The most common reason for chromosome analysis is to look for evidence of trisomy - three copies of a chromosome instead of the expected two. The trisomy 13 (Patau Syndrome),18 (Edward's syndrome), and 21 (Down syndrome) are the most common, with trisomy 21 comprising about half of all the trisomies identified. Trisomy in the fetus is related to maternal age, ranging from a one in several thousand for women in their teens and 20's to more than one in twenty in fetuses of women older than 45. Traditionally, the test has been offered to women who would be 35 years of age or older at delivery, because the risk of a trisomy (1 in 180) is about equal to the risk of miscarriage from the procedure (about 1 in 200). This reasoning may not be appropriate given the nature of the perceived burden of miscarriage risk and trisomy risk for each individual couple, so genetic counseling by a trained and certified counselor is essential before making the decision. Most centers will offer amniocentesis on request to women younger than 35.

2. AFP follow-up services - in California, should only be done at a state-certified AFP follow-up center. These centers have strict requirements for genetic counseling and qualifications and experience of the physician performing the amnio. In addition, if done at a Center, all follow-up services (counseling, ultrasound, amnio, and lab fees) are free of charge.

Amnio for AFP follow-up is done for the following reasons:

  • Screen positive Expanded AFP blood test for Down syndrome, spina bifida, or Trisomy 18.
  • Family history of spina bifida.
  • If the mother is taking valproic acid (Depakote) or carbamazipine (Tegretol) for seizure disorder. These drugs give an increased risk of spina bifida.

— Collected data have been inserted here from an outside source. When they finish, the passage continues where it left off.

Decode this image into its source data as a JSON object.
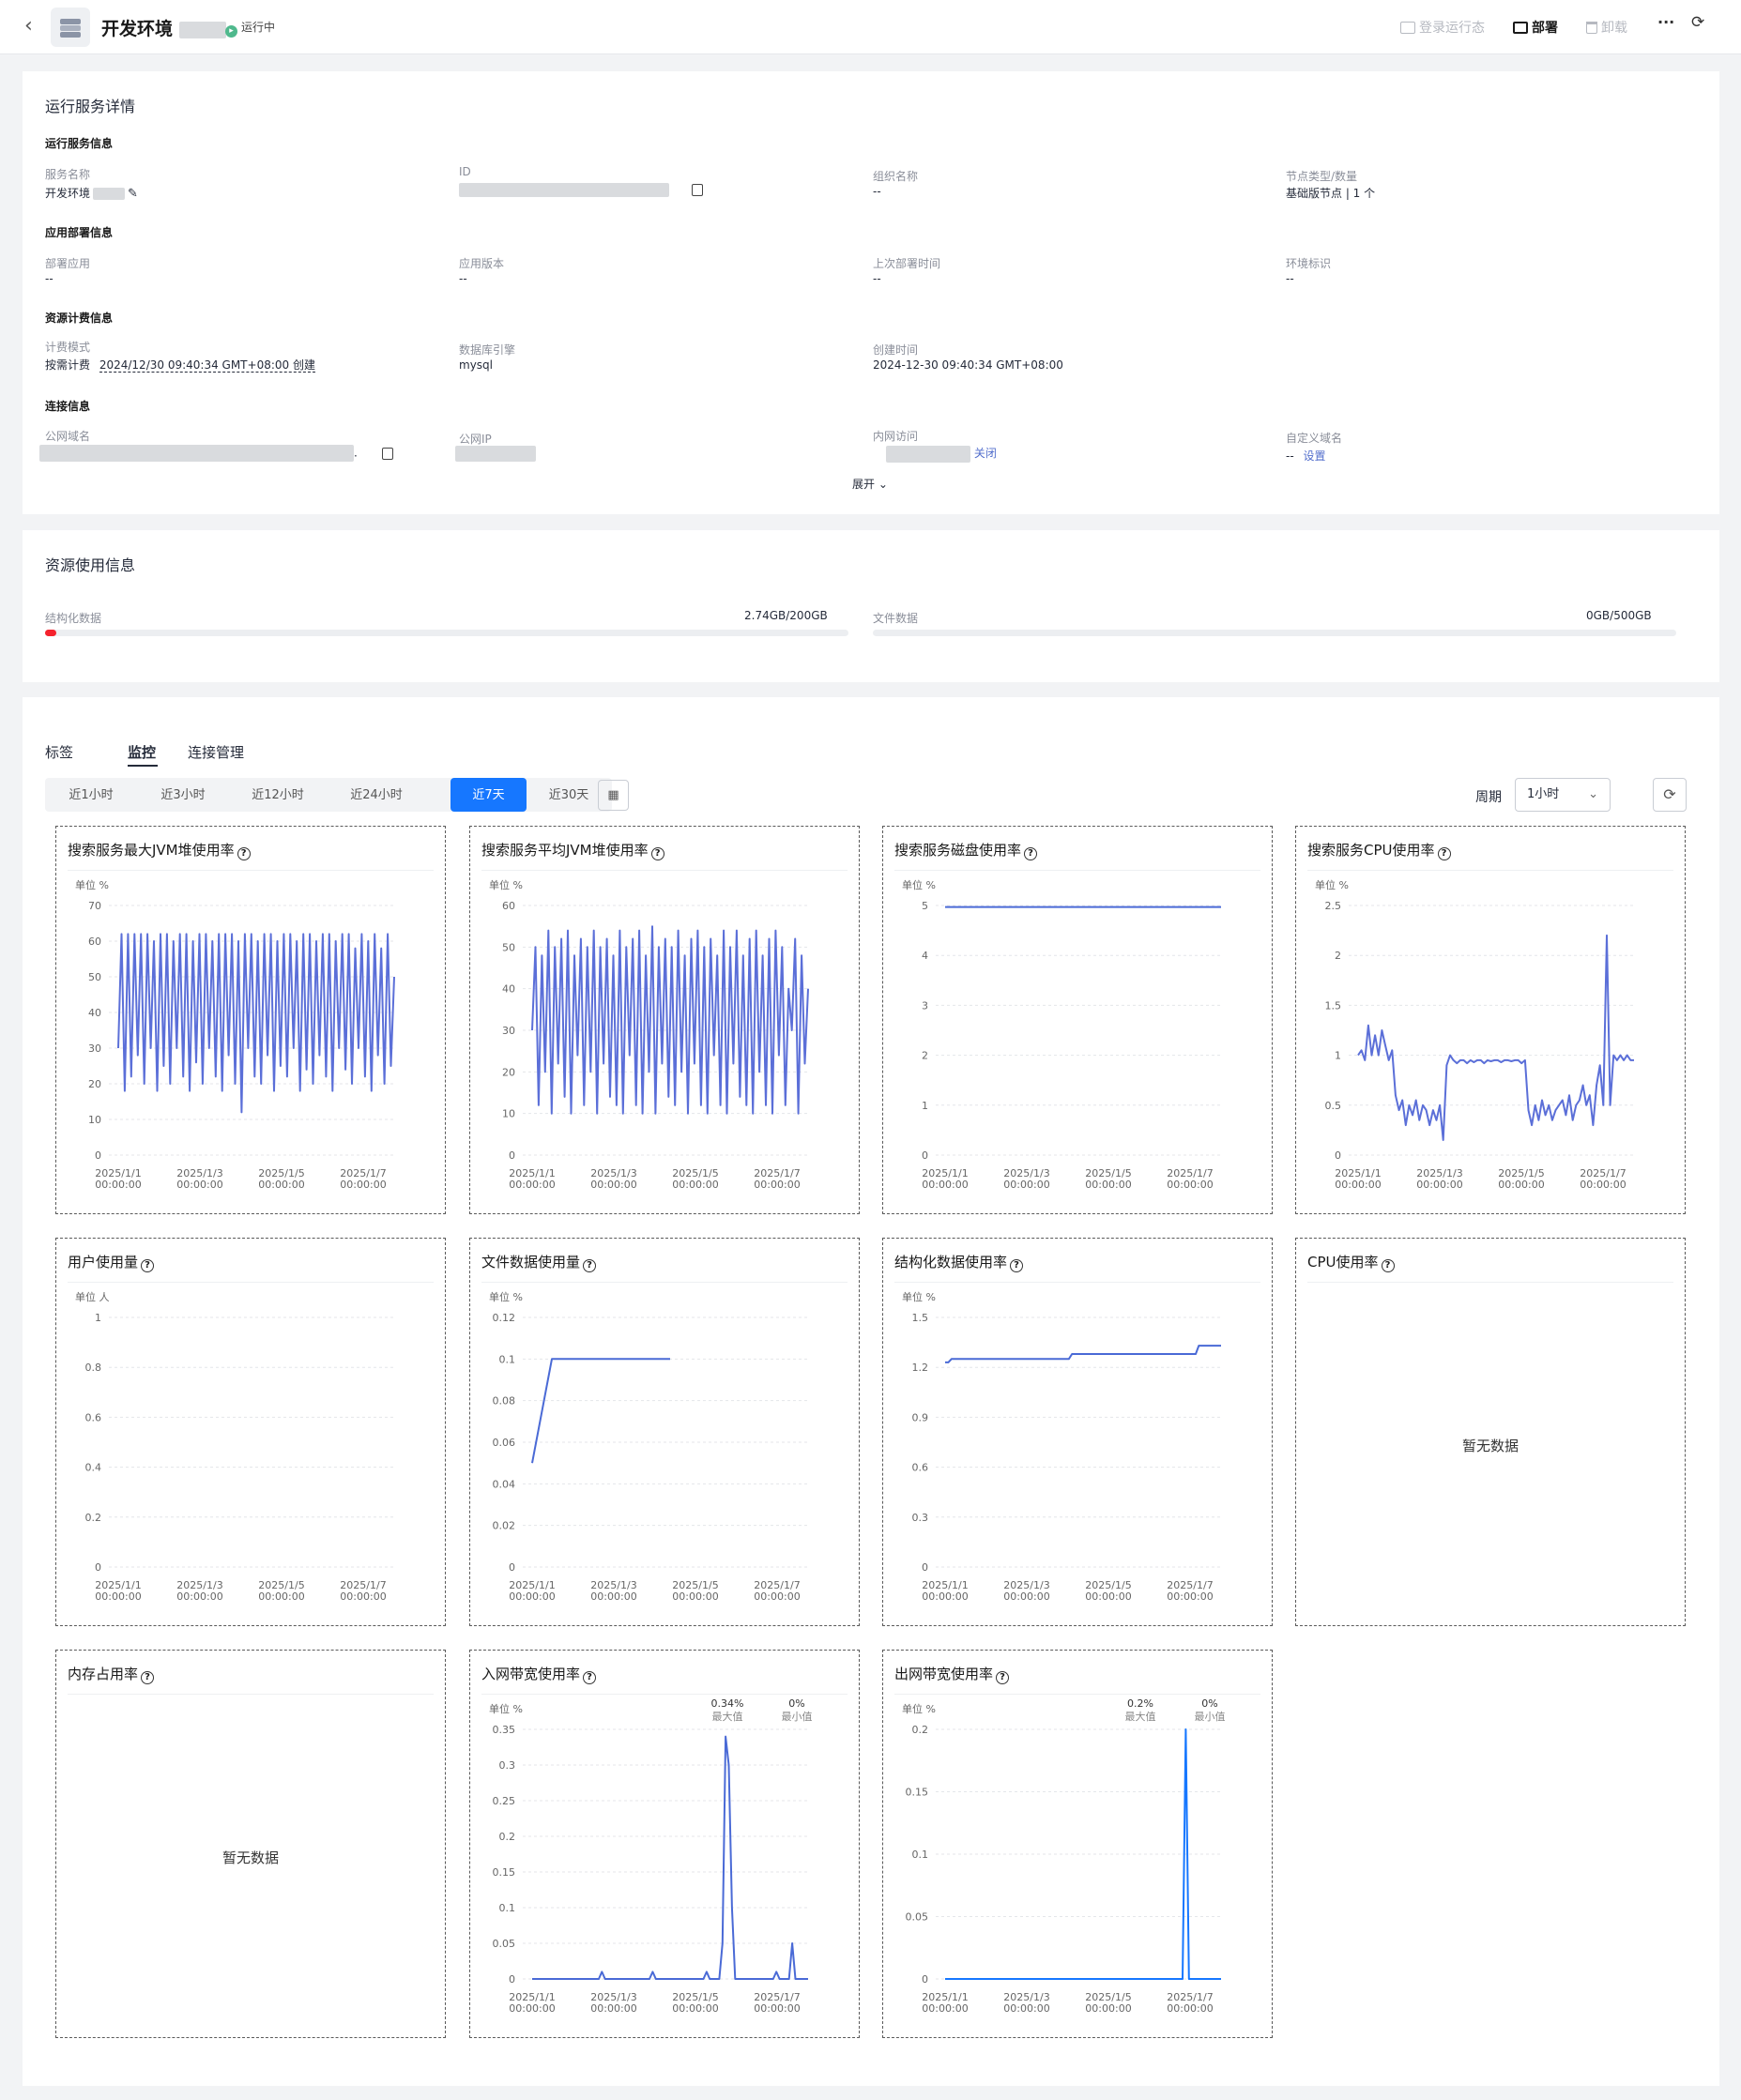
{
  "header": {
    "back_icon": "chevron-left-icon",
    "title": "开发环境",
    "status": "运行中",
    "actions": {
      "login_state": "登录运行态",
      "deploy": "部署",
      "uninstall": "卸载",
      "more": "···",
      "refresh": "⟳"
    }
  },
  "details": {
    "title": "运行服务详情",
    "sections": {
      "service": {
        "title": "运行服务信息",
        "fields": [
          {
            "label": "服务名称",
            "value": "开发环境"
          },
          {
            "label": "ID",
            "value": ""
          },
          {
            "label": "组织名称",
            "value": "--"
          },
          {
            "label": "节点类型/数量",
            "value": "基础版节点 | 1 个"
          }
        ]
      },
      "deploy": {
        "title": "应用部署信息",
        "fields": [
          {
            "label": "部署应用",
            "value": "--"
          },
          {
            "label": "应用版本",
            "value": "--"
          },
          {
            "label": "上次部署时间",
            "value": "--"
          },
          {
            "label": "环境标识",
            "value": "--"
          }
        ]
      },
      "billing": {
        "title": "资源计费信息",
        "fields": [
          {
            "label": "计费模式",
            "value": "按需计费",
            "extra": "2024/12/30 09:40:34 GMT+08:00 创建"
          },
          {
            "label": "数据库引擎",
            "value": "mysql"
          },
          {
            "label": "创建时间",
            "value": "2024-12-30 09:40:34 GMT+08:00"
          }
        ]
      },
      "connection": {
        "title": "连接信息",
        "fields": [
          {
            "label": "公网域名",
            "value": "."
          },
          {
            "label": "公网IP",
            "value": ""
          },
          {
            "label": "内网访问",
            "value": "",
            "link": "关闭"
          },
          {
            "label": "自定义域名",
            "value": "--",
            "link": "设置"
          }
        ]
      }
    },
    "expand": "展开"
  },
  "resources": {
    "title": "资源使用信息",
    "items": [
      {
        "label": "结构化数据",
        "value": "2.74GB/200GB",
        "fraction": 0.0137
      },
      {
        "label": "文件数据",
        "value": "0GB/500GB",
        "fraction": 0
      }
    ]
  },
  "tabs": [
    {
      "label": "标签"
    },
    {
      "label": "监控"
    },
    {
      "label": "连接管理"
    }
  ],
  "active_tab": "监控",
  "ranges": [
    "近1小时",
    "近3小时",
    "近12小时",
    "近24小时",
    "近7天",
    "近30天"
  ],
  "active_range": "近7天",
  "period": {
    "label": "周期",
    "value": "1小时"
  },
  "no_data": "暂无数据",
  "x_labels": [
    "2025/1/1",
    "2025/1/3",
    "2025/1/5",
    "2025/1/7"
  ],
  "x_time": "00:00:00",
  "chart_data": [
    {
      "id": "jvm_max",
      "type": "line",
      "title": "搜索服务最大JVM堆使用率",
      "unit": "单位 %",
      "ylim": [
        0,
        70
      ],
      "yticks": [
        "0",
        "10",
        "20",
        "30",
        "40",
        "50",
        "60",
        "70"
      ],
      "color": "#5b6fd8",
      "values": [
        30,
        62,
        18,
        62,
        22,
        62,
        28,
        62,
        20,
        62,
        30,
        60,
        18,
        62,
        25,
        62,
        20,
        60,
        30,
        62,
        22,
        62,
        18,
        60,
        26,
        62,
        20,
        62,
        30,
        60,
        22,
        62,
        18,
        62,
        28,
        62,
        20,
        60,
        12,
        62,
        30,
        62,
        22,
        60,
        20,
        62,
        28,
        62,
        18,
        60,
        25,
        62,
        22,
        62,
        30,
        60,
        18,
        62,
        24,
        62,
        20,
        60,
        28,
        62,
        22,
        62,
        18,
        60,
        30,
        62,
        24,
        62,
        20,
        58,
        30,
        62,
        22,
        60,
        18,
        62,
        28,
        58,
        20,
        62,
        25,
        50
      ]
    },
    {
      "id": "jvm_avg",
      "type": "line",
      "title": "搜索服务平均JVM堆使用率",
      "unit": "单位 %",
      "ylim": [
        0,
        60
      ],
      "yticks": [
        "0",
        "10",
        "20",
        "30",
        "40",
        "50",
        "60"
      ],
      "color": "#5b6fd8",
      "values": [
        30,
        50,
        12,
        48,
        20,
        54,
        10,
        50,
        22,
        52,
        14,
        54,
        10,
        48,
        24,
        52,
        12,
        50,
        20,
        54,
        10,
        50,
        22,
        52,
        14,
        48,
        12,
        54,
        10,
        50,
        24,
        52,
        12,
        54,
        10,
        48,
        20,
        55,
        10,
        50,
        22,
        52,
        14,
        50,
        12,
        54,
        20,
        48,
        10,
        52,
        22,
        54,
        12,
        50,
        10,
        52,
        24,
        48,
        12,
        54,
        10,
        50,
        22,
        54,
        14,
        48,
        12,
        52,
        10,
        54,
        20,
        48,
        12,
        52,
        10,
        54,
        24,
        50,
        12,
        40,
        30,
        52,
        10,
        48,
        22,
        40
      ]
    },
    {
      "id": "disk",
      "type": "line",
      "title": "搜索服务磁盘使用率",
      "unit": "单位 %",
      "ylim": [
        0,
        5
      ],
      "yticks": [
        "0",
        "1",
        "2",
        "3",
        "4",
        "5"
      ],
      "color": "#4a6ad6",
      "values": [
        4.97,
        4.97,
        4.97,
        4.97,
        4.97,
        4.97,
        4.97,
        4.97
      ]
    },
    {
      "id": "cpu_search",
      "type": "line",
      "title": "搜索服务CPU使用率",
      "unit": "单位 %",
      "ylim": [
        0,
        2.5
      ],
      "yticks": [
        "0",
        "0.5",
        "1",
        "1.5",
        "2",
        "2.5"
      ],
      "color": "#5b6fd8",
      "values": [
        1.0,
        1.05,
        0.95,
        1.3,
        1.0,
        1.2,
        1.0,
        1.25,
        1.1,
        0.95,
        1.05,
        0.6,
        0.45,
        0.55,
        0.3,
        0.5,
        0.4,
        0.55,
        0.35,
        0.5,
        0.45,
        0.3,
        0.45,
        0.35,
        0.5,
        0.15,
        0.9,
        1.0,
        0.95,
        0.92,
        0.95,
        0.95,
        0.92,
        0.95,
        0.93,
        0.95,
        0.95,
        0.92,
        0.95,
        0.94,
        0.95,
        0.95,
        0.93,
        0.95,
        0.95,
        0.94,
        0.95,
        0.95,
        0.92,
        0.95,
        0.45,
        0.3,
        0.5,
        0.35,
        0.55,
        0.4,
        0.5,
        0.35,
        0.45,
        0.5,
        0.55,
        0.4,
        0.6,
        0.35,
        0.5,
        0.55,
        0.7,
        0.5,
        0.6,
        0.3,
        0.7,
        0.9,
        0.5,
        2.2,
        0.5,
        1.0,
        0.95,
        1.0,
        0.95,
        1.0,
        0.95,
        0.95
      ]
    },
    {
      "id": "users",
      "type": "line",
      "title": "用户使用量",
      "unit": "单位 人",
      "ylim": [
        0,
        1
      ],
      "yticks": [
        "0",
        "0.2",
        "0.4",
        "0.6",
        "0.8",
        "1"
      ],
      "color": "#5b6fd8",
      "values": []
    },
    {
      "id": "file_data",
      "type": "line",
      "title": "文件数据使用量",
      "unit": "单位 %",
      "ylim": [
        0,
        0.12
      ],
      "yticks": [
        "0",
        "0.02",
        "0.04",
        "0.06",
        "0.08",
        "0.1",
        "0.12"
      ],
      "color": "#4a6ad6",
      "values": [
        0.05,
        0.1,
        0.1,
        0.1,
        0.1,
        0.1,
        0.1,
        0.1
      ],
      "span": 0.5
    },
    {
      "id": "struct",
      "type": "line",
      "title": "结构化数据使用率",
      "unit": "单位 %",
      "ylim": [
        0,
        1.5
      ],
      "yticks": [
        "0",
        "0.3",
        "0.6",
        "0.9",
        "1.2",
        "1.5"
      ],
      "color": "#4a6ad6",
      "values": [
        1.23,
        1.23,
        1.25,
        1.25,
        1.25,
        1.25,
        1.25,
        1.25,
        1.25,
        1.25,
        1.25,
        1.25,
        1.25,
        1.25,
        1.25,
        1.25,
        1.25,
        1.25,
        1.25,
        1.25,
        1.25,
        1.25,
        1.25,
        1.25,
        1.25,
        1.25,
        1.25,
        1.25,
        1.25,
        1.25,
        1.25,
        1.25,
        1.25,
        1.25,
        1.25,
        1.25,
        1.25,
        1.25,
        1.25,
        1.25,
        1.28,
        1.28,
        1.28,
        1.28,
        1.28,
        1.28,
        1.28,
        1.28,
        1.28,
        1.28,
        1.28,
        1.28,
        1.28,
        1.28,
        1.28,
        1.28,
        1.28,
        1.28,
        1.28,
        1.28,
        1.28,
        1.28,
        1.28,
        1.28,
        1.28,
        1.28,
        1.28,
        1.28,
        1.28,
        1.28,
        1.28,
        1.28,
        1.28,
        1.28,
        1.28,
        1.28,
        1.28,
        1.28,
        1.28,
        1.28,
        1.33,
        1.33,
        1.33,
        1.33,
        1.33,
        1.33,
        1.33,
        1.33
      ]
    },
    {
      "id": "cpu",
      "type": "line",
      "title": "CPU使用率",
      "values": null
    },
    {
      "id": "memory",
      "type": "line",
      "title": "内存占用率",
      "values": null
    },
    {
      "id": "net_in",
      "type": "line",
      "title": "入网带宽使用率",
      "unit": "单位 %",
      "ylim": [
        0,
        0.35
      ],
      "yticks": [
        "0",
        "0.05",
        "0.1",
        "0.15",
        "0.2",
        "0.25",
        "0.3",
        "0.35"
      ],
      "color": "#4a6ad6",
      "max": "0.34%",
      "max_label": "最大值",
      "min": "0%",
      "min_label": "最小值",
      "values": [
        0,
        0,
        0,
        0,
        0,
        0,
        0,
        0,
        0,
        0,
        0,
        0,
        0,
        0,
        0,
        0,
        0,
        0,
        0,
        0,
        0,
        0,
        0.01,
        0,
        0,
        0,
        0,
        0,
        0,
        0,
        0,
        0,
        0,
        0,
        0,
        0,
        0,
        0,
        0.01,
        0,
        0,
        0,
        0,
        0,
        0,
        0,
        0,
        0,
        0,
        0,
        0,
        0,
        0,
        0,
        0,
        0.01,
        0,
        0,
        0,
        0,
        0.05,
        0.34,
        0.3,
        0.1,
        0,
        0,
        0,
        0,
        0,
        0,
        0,
        0,
        0,
        0,
        0,
        0,
        0,
        0.01,
        0,
        0,
        0,
        0,
        0.05,
        0,
        0,
        0,
        0,
        0
      ]
    },
    {
      "id": "net_out",
      "type": "line",
      "title": "出网带宽使用率",
      "unit": "单位 %",
      "ylim": [
        0,
        0.2
      ],
      "yticks": [
        "0",
        "0.05",
        "0.1",
        "0.15",
        "0.2"
      ],
      "color": "#1677ff",
      "max": "0.2%",
      "max_label": "最大值",
      "min": "0%",
      "min_label": "最小值",
      "values": [
        0,
        0,
        0,
        0,
        0,
        0,
        0,
        0,
        0,
        0,
        0,
        0,
        0,
        0,
        0,
        0,
        0,
        0,
        0,
        0,
        0,
        0,
        0,
        0,
        0,
        0,
        0,
        0,
        0,
        0,
        0,
        0,
        0,
        0,
        0,
        0,
        0,
        0,
        0,
        0,
        0,
        0,
        0,
        0,
        0,
        0,
        0,
        0,
        0,
        0,
        0,
        0,
        0,
        0,
        0,
        0,
        0,
        0,
        0,
        0,
        0,
        0,
        0,
        0,
        0,
        0,
        0,
        0,
        0,
        0,
        0,
        0,
        0,
        0,
        0,
        0.2,
        0,
        0,
        0,
        0,
        0,
        0,
        0,
        0,
        0,
        0,
        0
      ]
    }
  ]
}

The AFP level in the fluid is measured in all amnios, but in the case of AFP follow-up for "screen positive for spina bifida" or "screen positive for Down syndrome", the blood test is the main reason for having the procedure, not maternal age. If the amniotic fluid AFP is normal and the ultrasound shows a normal spine and abdominal wall, spina bifida or abdominal wall defects can be excluded with 99% certainty. Down syndrome is excluded with 99% certainty as well if the chromosomes are normal. *Important: other birth defects and conditions cannot be excluded as they are not tested for unless a family history or ultrasound findings indicate a problem.* 

Chorionic villus sampling

CVS is done at 10-11 weeks, and is done either transabdominally or transcervically depending on where the placenta is located (if it's on the front, a transabdominal approach can be used). It involves inserting a needle (abdominally) or a catheter (cervically) into the substance of the placenta but staying outside the amniotic sac. Then suction is applied with a syringe and about 10-15 milligrams of tissue are aspirated into the syringe. This tissue is manually cleaned of maternal uterine tissue and then grown in culture, and a karyotype is made like with amniocentesis.

The advantage: quicker results - about 7-10 days after the procedure, so if you choose to terminate the pregnancy this decision could be made at 11-13 weeks rather than at 17-18 as with amnio. In both situations a D&C is used, but some couples prefer to not announce the pregnancy if they are very concerned about a problem until after they get good results.

Disadvantages:

  • The rate of miscarriage is about threefold higher (1.5%) than with amnio. This may vary between institutions.
  • Though largely discounted, there was some concern a few years ago about fetal limb abnormalities associated with CVS.
  • The chance of getting a "placental mosaicism" artifact is higher. This means that the fetus is normal, but that the cultured cells contained some abnormal chromosomes that came only from the placenta and have no significance, usually due to the culturing process. Unfortunately, when this happens, the only way to rule out a *real* mosaicism is to follow up with an amnio.
  • Since no fluid is collected, it doesn't test for AFP in the fluid. You would have an AFP blood test at the usual 15-20 weeks, but you lose the accuracy that the amniotic fluid AFP provides.

It's a good choice for those at high risk or those who want results sooner.